Careful tracking of the kinks in microscopic chains helped Professor Sibani Lisa Biswal, left, and Rice graduate student Dichuan Li quantify Brownian-induced axial spin of the particles. Photo: Jeff Fitlow/Rice Univ. |
Rice Univ. researchers have created a method
to measure the axial rotation of tiny rods.
Sibani Lisa Biswal, an assistant professor in chemical and biomolecular
engineering, said it’s easy to view microscopic rods as they wiggle and weave
under the influence of Brownian forces. But it’s never been easy to see one
spin along its axis, let alone measure that motion.
The technique created by Biswal and her team involves micron-scale rigid
chains in liquid that act like perfect cylinders as they exhibit Brownian
motion. But the rod-like chains incorporate the slightest of imperfections.
These nearly invisible “kinks” are just big enough to the measure the
chain’s rotation without influencing it.
Knowing how elongated molecules move in a solution is important to those who
study the structure of liquid crystals or biological processes like the
dynamics of lipid bilayers, Biswal said.
The research follows her lab’s creation of a technique to build stiff chains
of particles that mimic rod-like polymer or biological molecules. Using them
like Legos, the lab assembles chains from DNA-grafted paramagnetic polystyrene
particles, which line up when exposed to a magnetic field and link together
where the strands of DNA meet.
The result looks like a string of beads. Depending on the length and type of
the DNA linkers, the rods can be stiff or flexible.

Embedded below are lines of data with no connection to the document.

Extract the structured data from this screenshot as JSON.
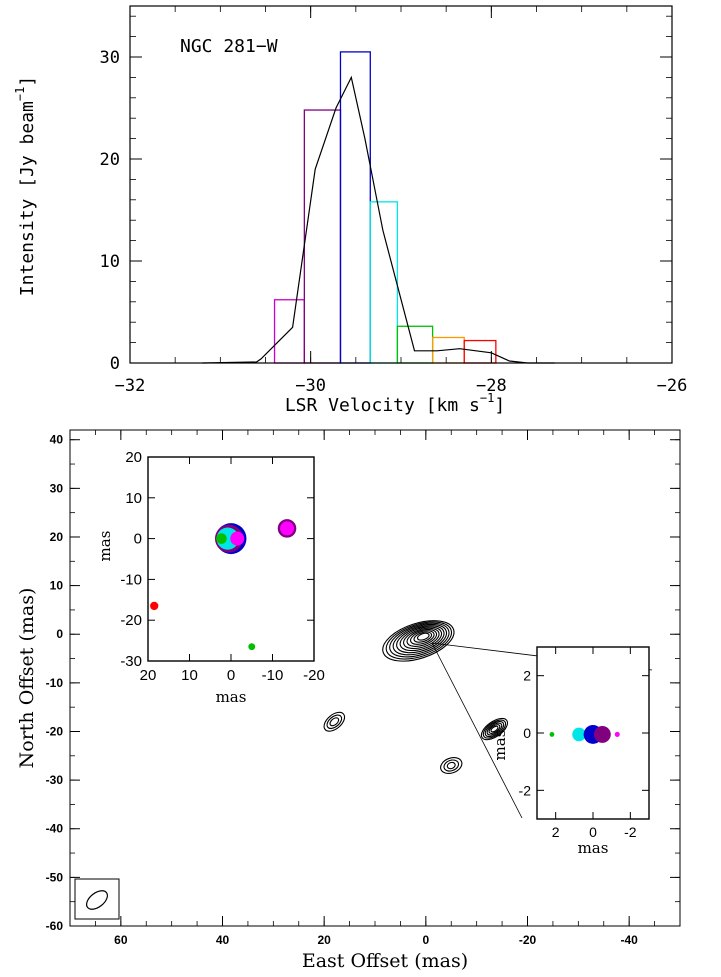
{
  "chart_data": [
    {
      "type": "bar",
      "subtype": "histogram-with-line",
      "annotation": "NGC 281−W",
      "xlabel": "LSR Velocity [km s⁻¹]",
      "xlabel_main": "LSR Velocity [km s",
      "xlabel_sup": "−1",
      "xlabel_close": "]",
      "ylabel": "Intensity [Jy beam⁻¹]",
      "ylabel_main": "Intensity [Jy beam",
      "ylabel_sup": "−1",
      "ylabel_close": "]",
      "xlim": [
        -32,
        -26
      ],
      "ylim": [
        0,
        35
      ],
      "xticks": [
        {
          "value": -32,
          "label": "−32"
        },
        {
          "value": -30,
          "label": "−30"
        },
        {
          "value": -28,
          "label": "−28"
        },
        {
          "value": -26,
          "label": "−26"
        }
      ],
      "yticks": [
        {
          "value": 0,
          "label": "0"
        },
        {
          "value": 10,
          "label": "10"
        },
        {
          "value": 20,
          "label": "20"
        },
        {
          "value": 30,
          "label": "30"
        }
      ],
      "bars": [
        {
          "x0": -30.4,
          "x1": -30.07,
          "value": 6.2,
          "color": "#cc00cc"
        },
        {
          "x0": -30.07,
          "x1": -29.67,
          "value": 24.8,
          "color": "#800080"
        },
        {
          "x0": -29.67,
          "x1": -29.34,
          "value": 30.5,
          "color": "#0000cc"
        },
        {
          "x0": -29.34,
          "x1": -29.04,
          "value": 15.8,
          "color": "#00e5e5"
        },
        {
          "x0": -29.04,
          "x1": -28.65,
          "value": 3.6,
          "color": "#00c000"
        },
        {
          "x0": -28.65,
          "x1": -28.3,
          "value": 2.5,
          "color": "#ff9900"
        },
        {
          "x0": -28.3,
          "x1": -27.95,
          "value": 2.2,
          "color": "#ff0000"
        }
      ],
      "spectrum": {
        "name": "spectrum",
        "x": [
          -31.2,
          -30.6,
          -30.55,
          -30.2,
          -29.95,
          -29.72,
          -29.55,
          -29.4,
          -29.2,
          -28.85,
          -28.6,
          -28.35,
          -28.0,
          -27.8,
          -27.6,
          -27.3
        ],
        "y": [
          0.0,
          0.1,
          0.4,
          3.5,
          19.0,
          25.0,
          28.0,
          22.0,
          13.0,
          1.2,
          1.2,
          1.4,
          1.0,
          0.2,
          0.0,
          0.0
        ]
      }
    },
    {
      "type": "contour",
      "xlabel": "East Offset (mas)",
      "ylabel": "North Offset (mas)",
      "xlim": [
        70,
        -50
      ],
      "ylim": [
        -60,
        42
      ],
      "xticks": [
        {
          "value": 60,
          "label": "60"
        },
        {
          "value": 40,
          "label": "40"
        },
        {
          "value": 20,
          "label": "20"
        },
        {
          "value": 0,
          "label": "0"
        },
        {
          "value": -20,
          "label": "-20"
        },
        {
          "value": -40,
          "label": "-40"
        }
      ],
      "yticks": [
        {
          "value": 40,
          "label": "40"
        },
        {
          "value": 30,
          "label": "30"
        },
        {
          "value": 20,
          "label": "20"
        },
        {
          "value": 10,
          "label": "10"
        },
        {
          "value": 0,
          "label": "0"
        },
        {
          "value": -10,
          "label": "-10"
        },
        {
          "value": -20,
          "label": "-20"
        },
        {
          "value": -30,
          "label": "-30"
        },
        {
          "value": -40,
          "label": "-40"
        },
        {
          "value": -50,
          "label": "-50"
        },
        {
          "value": -60,
          "label": "-60"
        }
      ],
      "components": [
        {
          "x": 0.5,
          "y": -0.5,
          "count": 11
        },
        {
          "x": -13.5,
          "y": -19.5,
          "count": 6
        },
        {
          "x": 18,
          "y": -18,
          "count": 3
        },
        {
          "x": -5,
          "y": -27,
          "count": 3
        }
      ],
      "beam": {
        "x": 64,
        "y": -54
      }
    },
    {
      "type": "scatter",
      "role": "inset-wide",
      "xlabel": "mas",
      "ylabel": "mas",
      "xlim": [
        20,
        -20
      ],
      "ylim": [
        -30,
        20
      ],
      "xticks": [
        {
          "value": 20,
          "label": "20"
        },
        {
          "value": 10,
          "label": "10"
        },
        {
          "value": 0,
          "label": "0"
        },
        {
          "value": -10,
          "label": "-10"
        },
        {
          "value": -20,
          "label": "-20"
        }
      ],
      "yticks": [
        {
          "value": 20,
          "label": "20"
        },
        {
          "value": 10,
          "label": "10"
        },
        {
          "value": 0,
          "label": "0"
        },
        {
          "value": -10,
          "label": "-10"
        },
        {
          "value": -20,
          "label": "-20"
        },
        {
          "value": -30,
          "label": "-30"
        }
      ],
      "points": [
        {
          "x": 0,
          "y": 0,
          "color": "#0000cc",
          "size": 30.5
        },
        {
          "x": 0.5,
          "y": 0,
          "color": "#800080",
          "size": 24.8
        },
        {
          "x": 0.8,
          "y": 0,
          "color": "#00e5e5",
          "size": 15.8
        },
        {
          "x": -1.5,
          "y": 0,
          "color": "#ff00ff",
          "size": 6.2
        },
        {
          "x": 2.3,
          "y": 0,
          "color": "#00c000",
          "size": 3.6
        },
        {
          "x": -13.5,
          "y": 2.5,
          "color": "#800080",
          "size": 11
        },
        {
          "x": -13.5,
          "y": 2.5,
          "color": "#ff00ff",
          "size": 6.2
        },
        {
          "x": 18.5,
          "y": -16.5,
          "color": "#ff0000",
          "size": 2.2
        },
        {
          "x": -5,
          "y": -26.5,
          "color": "#00c000",
          "size": 1.5
        }
      ]
    },
    {
      "type": "scatter",
      "role": "inset-zoom",
      "xlabel": "mas",
      "ylabel": "mas",
      "xlim": [
        3,
        -3
      ],
      "ylim": [
        -3,
        3
      ],
      "xticks": [
        {
          "value": 2,
          "label": "2"
        },
        {
          "value": 0,
          "label": "0"
        },
        {
          "value": -2,
          "label": "-2"
        }
      ],
      "yticks": [
        {
          "value": 2,
          "label": "2"
        },
        {
          "value": 0,
          "label": "0"
        },
        {
          "value": -2,
          "label": "-2"
        }
      ],
      "points": [
        {
          "x": 2.2,
          "y": -0.05,
          "color": "#00c000",
          "size": 1.5
        },
        {
          "x": 0.75,
          "y": -0.05,
          "color": "#00e5e5",
          "size": 15.8
        },
        {
          "x": 0.0,
          "y": -0.05,
          "color": "#0000cc",
          "size": 30.5
        },
        {
          "x": -0.5,
          "y": -0.05,
          "color": "#800080",
          "size": 24.8
        },
        {
          "x": -1.3,
          "y": -0.05,
          "color": "#ff00ff",
          "size": 2.2
        }
      ]
    }
  ]
}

Slight variations in the
paramagnetic properties of each particle account for the kinks. “We can
make them robust; we can make them stable,” Biswal said. “Now we’re
actually using them as a model for polymer chains.”
It’s long been known that stiff rods in a solution rotate as they dance and
are pushed by the atoms around them. Nearly two centuries ago, Robert Brown observed
the rotation of flat arsenic trioxide flakes but had no way to characterize
that motion. While Albert Einstein and others have since made progress in
applying formulas to Brownian motion, the particulars of rotation have remained
a relative mystery.
Dichuan Li, a graduate student in Biswal’s lab, was inspired to look at
rotation after reading Brown’s 1827 report in a classic-paper reading club.
“He noticed what he thought must be axial rotation, but he wasn’t able to
measure how fast it was moving,” Li said.
The new method is the first systematic approach to measuring the axial
rotation of particles, he said. Once chains are formed, the magnetic field is
released and the chains are free to move in a solution between two cover
plates. Li isolated and filmed the structures as they twisted, and he later
analyzed the kinks to quantify the chains’ motion.
The finding opens a door to further study of longer or more complex polymer
or biological chains, Biswal said. She said the paramagnetic beads could be
used to model rods of varying stiffness, “even more flexible structures
that can actually curve and bend, just like DNA, or branch-like structures.
Then we can apply forces to them and see what happens.”
Biswal hopes to take a closer look at how polymers entangle in materials of
varying density. “How they’re stabilized by entanglement is not well understood,”
she said. “We’re moving toward being able to create not just single chains
for study, but large collections of these chains to see if they provide good
models to look at things like entanglement.”
The technique is detailed in a paper that appears in Physical Review Letters.